ADRA is a new partner of sahee. Since the foundation in 2004 until 2011 ADRA Swaziland focused on relief interventions.The Agency implemented food security and economic empowerment projects targeting over 20,000 people. In response to the needs in its operational areas, ADRA Swaziland expanded its portfolio to include development projects focusing on food security, economic development, relief, basic health (including HIV/AIDS) and education.
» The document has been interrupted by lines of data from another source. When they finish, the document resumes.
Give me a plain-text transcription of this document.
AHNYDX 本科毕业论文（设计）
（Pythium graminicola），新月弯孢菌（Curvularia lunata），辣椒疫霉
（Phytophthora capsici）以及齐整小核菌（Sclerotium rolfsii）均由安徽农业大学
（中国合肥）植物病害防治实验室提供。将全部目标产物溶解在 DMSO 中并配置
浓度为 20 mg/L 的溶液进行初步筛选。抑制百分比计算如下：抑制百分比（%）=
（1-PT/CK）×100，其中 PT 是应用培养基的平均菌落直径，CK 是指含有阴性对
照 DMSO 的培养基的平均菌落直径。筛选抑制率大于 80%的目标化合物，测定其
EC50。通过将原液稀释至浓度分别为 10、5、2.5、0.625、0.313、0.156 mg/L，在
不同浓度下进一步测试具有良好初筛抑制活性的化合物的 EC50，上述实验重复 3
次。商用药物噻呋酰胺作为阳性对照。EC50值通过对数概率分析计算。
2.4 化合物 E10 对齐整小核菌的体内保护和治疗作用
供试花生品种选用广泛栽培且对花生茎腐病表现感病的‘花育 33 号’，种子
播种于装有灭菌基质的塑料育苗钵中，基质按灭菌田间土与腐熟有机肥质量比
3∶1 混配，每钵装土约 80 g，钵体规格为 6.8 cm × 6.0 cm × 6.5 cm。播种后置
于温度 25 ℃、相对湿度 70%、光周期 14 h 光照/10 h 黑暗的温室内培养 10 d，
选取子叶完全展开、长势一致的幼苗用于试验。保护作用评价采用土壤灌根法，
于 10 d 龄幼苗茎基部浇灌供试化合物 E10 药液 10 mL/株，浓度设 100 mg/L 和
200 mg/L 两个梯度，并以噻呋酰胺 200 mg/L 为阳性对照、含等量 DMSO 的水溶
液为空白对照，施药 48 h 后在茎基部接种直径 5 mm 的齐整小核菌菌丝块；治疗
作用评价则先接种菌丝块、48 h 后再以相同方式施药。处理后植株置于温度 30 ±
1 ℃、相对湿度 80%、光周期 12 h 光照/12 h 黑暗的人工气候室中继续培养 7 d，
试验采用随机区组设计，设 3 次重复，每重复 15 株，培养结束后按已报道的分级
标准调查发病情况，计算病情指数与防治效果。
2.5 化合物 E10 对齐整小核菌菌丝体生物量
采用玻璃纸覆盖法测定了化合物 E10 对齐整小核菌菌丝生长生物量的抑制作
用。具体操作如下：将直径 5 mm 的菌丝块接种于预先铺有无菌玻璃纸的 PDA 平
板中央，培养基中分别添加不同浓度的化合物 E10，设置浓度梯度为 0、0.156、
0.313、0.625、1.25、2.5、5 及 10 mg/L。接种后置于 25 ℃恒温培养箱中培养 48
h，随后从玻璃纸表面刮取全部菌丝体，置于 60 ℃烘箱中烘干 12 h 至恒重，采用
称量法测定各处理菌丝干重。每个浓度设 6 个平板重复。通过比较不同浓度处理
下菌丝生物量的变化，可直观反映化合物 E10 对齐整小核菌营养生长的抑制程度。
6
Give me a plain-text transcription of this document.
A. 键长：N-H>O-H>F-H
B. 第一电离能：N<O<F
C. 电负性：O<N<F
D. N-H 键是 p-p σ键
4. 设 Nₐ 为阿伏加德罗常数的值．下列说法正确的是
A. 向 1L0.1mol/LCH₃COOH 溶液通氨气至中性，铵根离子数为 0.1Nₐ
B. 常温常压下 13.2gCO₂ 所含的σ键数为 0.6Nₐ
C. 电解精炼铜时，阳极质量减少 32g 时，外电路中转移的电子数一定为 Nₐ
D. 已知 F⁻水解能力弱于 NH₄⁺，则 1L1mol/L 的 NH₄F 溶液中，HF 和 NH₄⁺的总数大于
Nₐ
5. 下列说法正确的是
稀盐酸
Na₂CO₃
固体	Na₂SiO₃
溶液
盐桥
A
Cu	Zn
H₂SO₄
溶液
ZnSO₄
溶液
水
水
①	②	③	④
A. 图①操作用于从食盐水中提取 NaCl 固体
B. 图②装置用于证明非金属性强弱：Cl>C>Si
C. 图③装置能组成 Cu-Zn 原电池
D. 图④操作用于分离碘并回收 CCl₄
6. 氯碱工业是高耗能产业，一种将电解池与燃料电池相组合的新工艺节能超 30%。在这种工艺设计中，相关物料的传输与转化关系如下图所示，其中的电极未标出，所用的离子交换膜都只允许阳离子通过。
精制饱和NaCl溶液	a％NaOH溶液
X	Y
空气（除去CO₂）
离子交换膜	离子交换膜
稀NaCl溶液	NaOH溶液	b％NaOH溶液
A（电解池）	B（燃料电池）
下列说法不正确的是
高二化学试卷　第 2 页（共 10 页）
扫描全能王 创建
Swaziland is faced with three major problems: HIV/AIDS, food insecurity and poverty. The three problems are interrelated and each problem exacerbates the other. Poverty and HIV/AIDS: The link between HIV/AIDS and poverty creates a vicious cycle where the progression of the disease exacerbates poverty, and poverty on the other hand increases vulnerability to HIV/AIDS. For an example it has been observed that some women resort to prostitution due to the poverty. HIV/AIDS and Food Insecurity: HIV/AIDS is a contributor to food shortage. Families loose heads of households, able-bodied men and women. What is left are grandparents who often need care themselves. Grandparents are too old to tend the field and children are too young and this leads to food insecurity. Food Insecurity and Poverty: The declining harvests in the last six years an unthinkable impact on smallholder farmers who make up a majority of the country’s population. Poor harvest for commercial farmers contribute to unemployment.

The project addresses all of those problems:
The main objective of the project is to assist farming households in the village with applicable and sustainable agricultural practices to improve food productivity and poverty alleviation at household level in the rural Manzini Region of Swaziland.
The project shall:
- improve food production by training 400 farming households every year in the region of Manzini in agriculture and farming techniques
- establish farming groups to enable the ease of management and technical support.
- ensure the availability and accessibility of planting material and farmers shall be trained on how to select and preserve seeds from their harvest so that they may not rely on the project for the subsequent seasons.
- establish self-support saving and loan services and equip the farmers with saving and loan service skills. These skills shall strengthen their economic power so that they can buy that which they cannot produce.

Project site

Manzini (Map)

Beneficiaries

600 women and 200 men profit directly from the project, another 4'800 women and 1'600 men as well as 1'000 children under the age of 16 benefit indirectly from the project.

Local counterpart

Adventist Development & Relief Agency (ADRA)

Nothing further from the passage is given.